SBI Ripple Asia has formed a blockchain-based anti-credit card fraud platform with nine major Japanese credit card issuers. Photo:
Ripple continues to build its global payment networks that it now says includes more than 200 banks and payment providers worldwide. Ripple cites its network advantages as lower fees, faster transaction times and significant reductions in operational overheads in the 55 countries it now operates in. Image:

Malaysian remittance giant joins Ripple network: CIMB, the Malaysian lending giant, has become part of Ripple’s cross-border payment network. CIMB is ASEAN’s fifth largest bank and the partnership will allow instant cross-border payments across the region. The World Bank projects remittances to Southeast Asia will grow to $120 billion by the end of 2018. Japanese bank MUFG also recently announced a partnership Banco Bradesco S.A. to collaborate on a new cross-border payment service using Ripple.

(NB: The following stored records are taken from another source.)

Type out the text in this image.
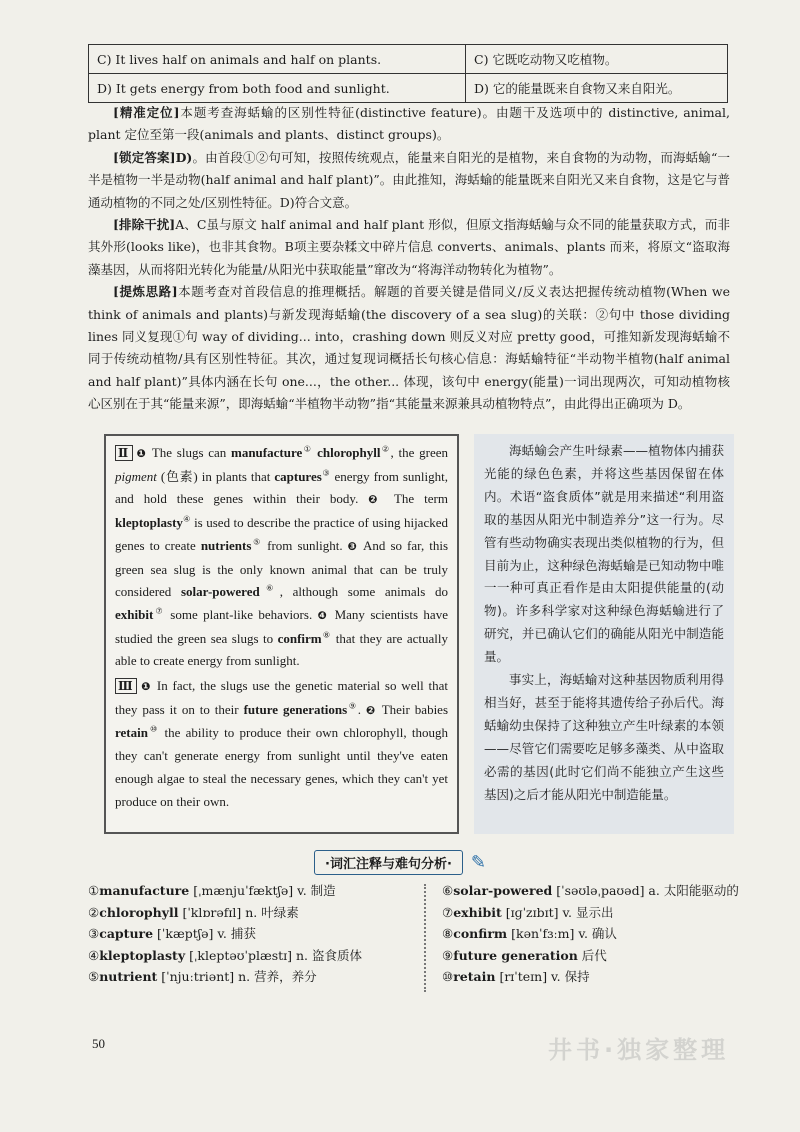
C) It lives half on animals and half on plants.	C) 它既吃动物又吃植物。
D) It gets energy from both food and sunlight.	D) 它的能量既来自食物又来自阳光。

[精准定位]本题考查海蛞蝓的区别性特征(distinctive feature)。由题干及选项中的 distinctive, animal, plant 定位至第一段(animals and plants、distinct groups)。

[锁定答案]D)。由首段①②句可知，按照传统观点，能量来自阳光的是植物，来自食物的为动物，而海蛞蝓“一半是植物一半是动物(half animal and half plant)”。由此推知，海蛞蝓的能量既来自阳光又来自食物，这是它与普通动植物的不同之处/区别性特征。D)符合文意。

[排除干扰]A、C虽与原文 half animal and half plant 形似，但原文指海蛞蝓与众不同的能量获取方式，而非其外形(looks like)，也非其食物。B项主要杂糅文中碎片信息 converts、animals、plants 而来，将原文“盗取海藻基因，从而将阳光转化为能量/从阳光中获取能量”窜改为“将海洋动物转化为植物”。

[提炼思路]本题考查对首段信息的推理概括。解题的首要关键是借同义/反义表达把握传统动植物(When we think of animals and plants)与新发现海蛞蝓(the discovery of a sea slug)的关联：②句中 those dividing lines 同义复现①句 way of dividing... into，crashing down 则反义对应 pretty good，可推知新发现海蛞蝓不同于传统动植物/具有区别性特征。其次，通过复现词概括长句核心信息：海蛞蝓特征“半动物半植物(half animal and half plant)”具体内涵在长句 one...，the other... 体现，该句中 energy(能量)一词出现两次，可知动植物核心区别在于其“能量来源”，即海蛞蝓“半植物半动物”指“其能量来源兼具动植物特点”，由此得出正确项为 D。

Ⅱ ❶ The slugs can manufacture① chlorophyll②, the green pigment (色素) in plants that captures③ energy from sunlight, and hold these genes within their body. ❷ The term kleptoplasty④ is used to describe the practice of using hijacked genes to create nutrients⑤ from sunlight. ❸ And so far, this green sea slug is the only known animal that can be truly considered solar-powered⑥, although some animals do exhibit⑦ some plant-like behaviors. ❹ Many scientists have studied the green sea slugs to confirm⑧ that they are actually able to create energy from sunlight.

Ⅲ ❶ In fact, the slugs use the genetic material so well that they pass it on to their future generations⑨. ❷ Their babies retain⑩ the ability to produce their own chlorophyll, though they can't generate energy from sunlight until they've eaten enough algae to steal the necessary genes, which they can't yet produce on their own.

海蛞蝓会产生叶绿素——植物体内捕获光能的绿色色素，并将这些基因保留在体内。术语“盗食质体”就是用来描述“利用盗取的基因从阳光中制造养分”这一行为。尽管有些动物确实表现出类似植物的行为，但目前为止，这种绿色海蛞蝓是已知动物中唯一一种可真正看作是由太阳提供能量的(动物)。许多科学家对这种绿色海蛞蝓进行了研究，并已确认它们的确能从阳光中制造能量。

事实上，海蛞蝓对这种基因物质利用得相当好，甚至于能将其遗传给子孙后代。海蛞蝓幼虫保持了这种独立产生叶绿素的本领——尽管它们需要吃足够多藻类、从中盗取必需的基因(此时它们尚不能独立产生这些基因)之后才能从阳光中制造能量。

·词汇注释与难句分析·	✎
①manufacture [ˌmænjuˈfæktʃə] v. 制造
②chlorophyll [ˈklɒrəfɪl] n. 叶绿素
③capture [ˈkæptʃə] v. 捕获
④kleptoplasty [ˌkleptəʊˈplæstɪ] n. 盗食质体
⑤nutrient [ˈnjuːtriənt] n. 营养，养分
⑥solar-powered [ˈsəʊləˌpaʊəd] a. 太阳能驱动的
⑦exhibit [ɪɡˈzɪbɪt] v. 显示出
⑧confirm [kənˈfɜːm] v. 确认
⑨future generation 后代
⑩retain [rɪˈteɪn] v. 保持
50	井书·独家整理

China to demand more ‘details’ from blockchain users: It might be in direct contradiction of the principles of decentralization, but China will soon be asking its blockchain users to register with their government IDs. A report in Verge says users will have to provide their real names and national ID card numbers upon using a blockchain service. Contrary to recent news, China is not relaxing its grip on crypto-currency or exchanges, which are outlawed in the country. Beijing is most certainly building a blockchain empire, but it’s one in which control is retained.

Chinese headmaster fired for turning school into crypto mine: A wonderful story on the BBC tells of a Chinese headmaster who has been fired over secret coin mining at school. Local media reports earlier indicated that teachers at the Hunan school became suspicious of a constant whirring noise and an electricity bill of RMB14,600 ($2,100). The headmaster had been mining Ethereum and had been fending off previous complaints from teachers with excuses about air-conditioners and heating devices. Nice try but he might have wanted to mine something else, based on recent Ethereum prices. However, it does show that mining is still prevalent in the country, contrary to official wisdom.

In the Lion City, blockchain taxi app gets roar of approval: Singapore has launched another original development in its blockchain industry, after app developer Tada has partnered more than 2,000 Singaporean drivers to its new blockchain-based platform for cabs. MVL, the South Korean start-up that created Tada, also expanded its network to crypto-currency payments in Thailand. Drivers will be given MVL Coins for good reviews from users, while users are rewarded for feedback. In Japan, Remixpoint Inc is said to be planning to integrate a Bitcoin payment to taxicab services at Tokyo’s major airports Haneda and Narita.

Enforcing a crypto ban in India? Good luck: India has been wavering on regulating crypto-currencies for the past year. Officially, crypto-currencies are banned in the country following an official trading halt in April and the Reserve Bank of India has indicated it will continue to keep close tabs on them after a September Supreme court hearing has come and gone with no resolution. A new Quartz report cites the existence of 10 exchanges in India with 5 to 6 million users. “The government can successfully ban the known, big exchanges; but then small, hyperlocal exchanges will possibly come up and it will be extremely difficult to keep track of, and block them,” Nischal Shetty, founder of exchange WazirX, told Quartz.